Mattarella inventa
il “governo segnaposto”
A differenza del suo predecessore il presidente si guarda bene dal prevaricare le forze politiche, che invita a scegliere tra varie opzioni. In mancanza di un accordo politico varerà un governo “neutrale”, suggerendo che potrebbe anche approvare i documenti di bilancio. Ma se non si limitasse a gestire le elezioni la neutralità sarebbe impossibile
(pubblicato su Repubblica.it il 7 mag 2018)
Se qualcuno non aveva ancora chiara la differenza tra l’attuale presidente della Repubblica e il liberal-stalinista Napolitano, il discorso di Sergio Mattarella al termine dell’ennesimo giro di consultazioni senza esito dovrebbe essere servito a fargliela capire. Napolitano ha complottato contro il governo in carica, ha forzato le dimissioni di Berlusconi senza mandarlo davanti al Parlamento, ha praticamente imposto come presidente del Consiglio Mario Monti, che aveva poco prima provveduto a nominare senatore a vita. I leader politici di allora si sono dimostrati incapaci di resistere a questo comportamento che travalicava – e di molto – i poteri di un presidente della Repubblica, salvando così la forma della procedura istituzionale.
Radicalmente diverso il comportamento di Mattarella, che affida alle forze politiche rappresentate in Parlamento – com’è giusto che sia – la scelta tra varie opzioni: riprovare a formare una maggioranza; elezioni subito, appena i tempi tecnici lo consentano; elezioni in autunno, per evitare di farle d’estate con il rischio di un aumento dell’astensionismo; oppure elezioni all’inizio del nuovo anno.
Per arrivare ad una di queste scadenze elettorali – e se ulteriori tentativi di formare una maggioranza politica resteranno senza esito, com’è a questo punto probabile – il presidente prefigura una sorta di “governo segnaposto”, formato da personalità che si impegnino a non presentarsi poi alle elezioni, per marcarne il carattere “neutrale” rispetto ai vari schieramenti politici. E’ qualcosa di diverso da un “governo tecnico”, perché dovrebbe solo gestire le elezioni, cosa inopportuna con l’attuale esecutivo espresso da una maggioranza che l’esito del 4 marzo ha dissolto. Simile ai “governi balneari” di antica memoria, che si facevano per dar tempo alle forze politiche di raggiungere un qualche accordo: ma quelli erano comunque formati da politici.
Ma può essere un governo “neutrale”? Sì, a patto che non faccia praticamente niente. Nella gestione ordinaria in attesa di elezioni molto vicine – e sempre che non accada qualcosa che richieda di prendere decisioni con urgenza – è possibile. Ma Mattarella ha anche ricordato che, se si decidesse per elezioni in autunno, anche se il risultato consentisse la formazione rapida di un governo, il che è tutto da vedere, potrebbe mancare il tempo per evitare che scatti la clausola di salvaguardia che farebbe aumentare l’Iva. Di qui anche l’ipotesi (non l’imposizione: “Decidano le forze politiche”) che il governo “neutrale” operi fino a dicembre.

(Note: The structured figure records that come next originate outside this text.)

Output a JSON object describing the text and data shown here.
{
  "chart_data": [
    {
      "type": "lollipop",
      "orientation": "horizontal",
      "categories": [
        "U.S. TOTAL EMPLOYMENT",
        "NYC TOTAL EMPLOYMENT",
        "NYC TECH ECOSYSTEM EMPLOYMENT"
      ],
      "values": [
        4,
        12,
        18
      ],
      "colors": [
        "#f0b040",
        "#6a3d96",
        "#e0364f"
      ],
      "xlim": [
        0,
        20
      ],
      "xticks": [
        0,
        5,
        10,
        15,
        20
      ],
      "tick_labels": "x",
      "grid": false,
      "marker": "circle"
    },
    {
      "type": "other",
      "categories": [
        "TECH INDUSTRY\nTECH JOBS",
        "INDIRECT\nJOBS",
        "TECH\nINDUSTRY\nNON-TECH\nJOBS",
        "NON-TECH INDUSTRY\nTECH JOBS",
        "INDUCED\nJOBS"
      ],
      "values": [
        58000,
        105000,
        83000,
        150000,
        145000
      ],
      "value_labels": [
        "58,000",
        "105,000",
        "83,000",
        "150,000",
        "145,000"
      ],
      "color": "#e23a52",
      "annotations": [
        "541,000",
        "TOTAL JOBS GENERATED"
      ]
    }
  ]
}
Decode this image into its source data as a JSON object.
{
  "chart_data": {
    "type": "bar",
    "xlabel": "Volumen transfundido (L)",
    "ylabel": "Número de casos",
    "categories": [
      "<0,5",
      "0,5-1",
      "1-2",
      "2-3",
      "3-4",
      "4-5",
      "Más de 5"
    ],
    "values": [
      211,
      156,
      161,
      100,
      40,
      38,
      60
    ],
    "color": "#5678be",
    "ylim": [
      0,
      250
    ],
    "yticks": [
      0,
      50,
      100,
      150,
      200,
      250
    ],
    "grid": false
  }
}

Ma, ecco, se si trattasse di decidere come evitare l’aumento Iva, cosa su cui tutti i partiti sembrano d’accordo, bisognerebbe trovare i 12,4 miliardi che servono allo scopo. Dove si trovano? Si può tagliare la spesa altrove, per esempio. Riduciamo i fondi per la sanità o l’istruzione? O li togliamo a qualche provvidenza per le imprese? O eliminiamo gli 80 euro (che costano una decina di miliardi, quindi neanche basterebbero)? Oppure si possono aumentare le tasse: a chi? Alziamo un pochino tutte le aliquote (ma allora sarebbe quasi uguale all’aumento Iva)? Alziamo solo quella per i redditi più alti? Facciamo una mini-patrimoniale? O, infine, lasciamo semplicemente aumentare il deficit, sfidando i fulmini della Commissione europea? Ecco qui che la supposta “neutralità” è andata a farsi benedire, perché ognuna di queste ipotesi presuppone una scelta politica.
C’è però un’altra variabile da considerare. Le elezioni all’inizio di luglio presuppongono che si voti con la stessa legge elettorale. Gli attuali sondaggi non mostrano rilevanti spostamenti nelle intenzioni di voto, non tali, comunque, da far ritenere che stavolta ne uscirebbe una maggioranza politica. L’ipotesi del leader leghista di aggiungere solo un premio di maggioranza difficilmente reggerebbe a un vaglio di costituzionalità, perché il premio si aggiungerebbe a quel terzo di eletti già con criterio maggioritario. Avrebbe senso votare di nuovo per ritrovarsi in una situazione analoga all’attuale, o con la spada di Damocle di una legge elettorale che potrebbe essere bocciata dalla Corte per la terza volta? La risposta ovviamente è no, ma di cose insensate ne abbiamo già viste tante. Probabilmente ne vedremo ancora.